What: The novel begins with Eddie Kerrigan paying a visit to mobster Dexter Styles at his home on Manhattan Beach. Eddie’s 11-year-old daughter Anna Kerrigan accompanies her father on this visit, and it leaves an indelible impression on her – she gleans from the encounter that Dexter is crucial to the survival of her family. Years later, her father has mysteriously disappeared and the country is at war. Anna works at the Brooklyn Naval Yard at a job once the exclusive purview of men, who are now soldiers abroad. By sheer will and gumption, Anna becomes the first woman diver at the Naval Yard, doing the job of repairing ships underwater. Then, a chance meeting with Dexter at a nightclub throws open a doorway to uncovering the complexities of her father’s life and why he vanished.

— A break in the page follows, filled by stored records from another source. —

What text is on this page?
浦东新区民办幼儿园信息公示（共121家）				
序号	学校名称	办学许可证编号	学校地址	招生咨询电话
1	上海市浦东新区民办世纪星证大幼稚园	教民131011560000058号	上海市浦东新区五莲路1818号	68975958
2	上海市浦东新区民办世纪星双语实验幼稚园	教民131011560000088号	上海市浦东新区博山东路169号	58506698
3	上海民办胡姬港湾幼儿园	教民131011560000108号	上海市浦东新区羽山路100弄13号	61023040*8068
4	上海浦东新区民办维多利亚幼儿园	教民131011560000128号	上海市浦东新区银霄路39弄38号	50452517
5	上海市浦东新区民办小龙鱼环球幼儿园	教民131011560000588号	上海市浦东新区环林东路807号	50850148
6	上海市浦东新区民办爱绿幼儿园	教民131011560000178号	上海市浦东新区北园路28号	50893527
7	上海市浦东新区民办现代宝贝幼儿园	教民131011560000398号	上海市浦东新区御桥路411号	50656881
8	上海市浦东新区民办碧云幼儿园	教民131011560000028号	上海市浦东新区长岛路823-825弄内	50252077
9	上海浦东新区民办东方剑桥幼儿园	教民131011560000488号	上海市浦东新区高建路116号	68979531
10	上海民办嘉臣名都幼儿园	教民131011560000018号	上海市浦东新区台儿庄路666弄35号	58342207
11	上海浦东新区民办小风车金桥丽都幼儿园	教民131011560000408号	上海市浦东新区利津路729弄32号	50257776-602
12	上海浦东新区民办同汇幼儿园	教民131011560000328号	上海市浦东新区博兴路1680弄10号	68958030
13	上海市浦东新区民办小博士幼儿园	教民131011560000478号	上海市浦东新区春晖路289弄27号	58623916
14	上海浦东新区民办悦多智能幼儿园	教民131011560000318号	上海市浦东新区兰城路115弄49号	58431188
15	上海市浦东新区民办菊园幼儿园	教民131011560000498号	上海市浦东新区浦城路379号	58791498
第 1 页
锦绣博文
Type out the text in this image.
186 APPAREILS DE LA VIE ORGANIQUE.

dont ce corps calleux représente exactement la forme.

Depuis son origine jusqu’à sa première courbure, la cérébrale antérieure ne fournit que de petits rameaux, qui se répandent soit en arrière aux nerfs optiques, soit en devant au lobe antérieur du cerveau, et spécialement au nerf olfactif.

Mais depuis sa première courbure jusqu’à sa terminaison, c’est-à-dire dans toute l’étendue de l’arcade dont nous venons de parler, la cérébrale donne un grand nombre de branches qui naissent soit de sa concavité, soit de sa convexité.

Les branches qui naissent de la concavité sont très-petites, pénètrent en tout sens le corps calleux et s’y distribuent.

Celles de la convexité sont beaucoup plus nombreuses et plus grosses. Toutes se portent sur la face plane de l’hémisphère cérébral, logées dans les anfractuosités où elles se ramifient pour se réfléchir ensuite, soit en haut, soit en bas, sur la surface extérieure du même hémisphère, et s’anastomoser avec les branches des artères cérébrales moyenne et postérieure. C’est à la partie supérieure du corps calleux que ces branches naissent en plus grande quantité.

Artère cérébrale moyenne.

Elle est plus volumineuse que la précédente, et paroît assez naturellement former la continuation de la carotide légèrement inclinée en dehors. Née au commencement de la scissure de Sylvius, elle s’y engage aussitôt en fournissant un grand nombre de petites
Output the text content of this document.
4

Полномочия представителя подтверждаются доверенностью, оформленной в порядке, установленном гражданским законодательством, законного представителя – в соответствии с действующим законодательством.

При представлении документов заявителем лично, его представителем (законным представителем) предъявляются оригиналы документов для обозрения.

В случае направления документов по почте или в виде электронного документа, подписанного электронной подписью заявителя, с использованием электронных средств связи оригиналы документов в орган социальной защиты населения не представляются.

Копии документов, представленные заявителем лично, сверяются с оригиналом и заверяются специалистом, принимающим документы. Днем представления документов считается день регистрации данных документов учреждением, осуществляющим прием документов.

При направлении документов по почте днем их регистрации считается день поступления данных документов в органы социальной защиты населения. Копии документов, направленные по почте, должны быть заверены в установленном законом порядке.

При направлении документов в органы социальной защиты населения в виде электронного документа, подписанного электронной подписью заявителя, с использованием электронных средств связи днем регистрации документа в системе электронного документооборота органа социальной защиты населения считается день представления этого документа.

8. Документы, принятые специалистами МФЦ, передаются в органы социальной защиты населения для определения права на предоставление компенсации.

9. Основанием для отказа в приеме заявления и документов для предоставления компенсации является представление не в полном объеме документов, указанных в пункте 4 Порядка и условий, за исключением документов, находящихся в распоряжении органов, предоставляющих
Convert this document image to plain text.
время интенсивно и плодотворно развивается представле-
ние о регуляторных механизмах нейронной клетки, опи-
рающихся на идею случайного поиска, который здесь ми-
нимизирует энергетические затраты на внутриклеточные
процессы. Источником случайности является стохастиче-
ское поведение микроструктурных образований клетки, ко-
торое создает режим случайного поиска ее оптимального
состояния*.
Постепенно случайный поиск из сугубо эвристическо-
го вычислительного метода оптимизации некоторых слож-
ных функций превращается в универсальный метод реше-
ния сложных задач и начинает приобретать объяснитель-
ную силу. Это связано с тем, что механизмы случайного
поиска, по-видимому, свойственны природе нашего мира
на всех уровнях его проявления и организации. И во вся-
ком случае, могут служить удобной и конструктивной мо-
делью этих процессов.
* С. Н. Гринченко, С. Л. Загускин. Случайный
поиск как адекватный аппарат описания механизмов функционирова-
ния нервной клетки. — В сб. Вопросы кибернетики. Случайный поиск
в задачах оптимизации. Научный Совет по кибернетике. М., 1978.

Why: The main narrative revolves around Anna Kerrigan and how she navigates a world vacated by her father and overshadowed by war, the Great Depression, and the shared responsibility of caring for her disabled sister, Lydia. It is a tale of quiet fortitude and doggedness, of coming into her own during an era of limited options and opportunities for women. But while the story is anchored by Anna’s life, the narrative switches between her perspective and that of the mobster, Dexter’s, chronicling his rise in the underworld. In the last third of the novel, the spotlight finally turns to Eddie and the misfortunes that led to his disappearance early in the story.
Essentially, this novel traces three distinct but intertwining stories recounted in the close third person to give the reader insight into their inner lives. Each character’s story is languidly told, replete with lush details and poetic nuance to the point where a less patient reader might find the pacing off-putting. A thread that connects all three is their individual need to break from their present circumstances, and the resulting consequences of attempting to do so. A constant prop is the ocean, but it does take on a metaphysical nature as it envelopes each of them in different ways.
Best/Worst Line: “He hungered for a sense of progress, of new things approaching while old familiar ones receded. It seemed far too long since he’d had that sensation.”
Verdict: It’s a sweeping novel with cinematic scope that unfolds at a protracted pace. (7.5/10)
Availability: Trade paperback, RM79.90.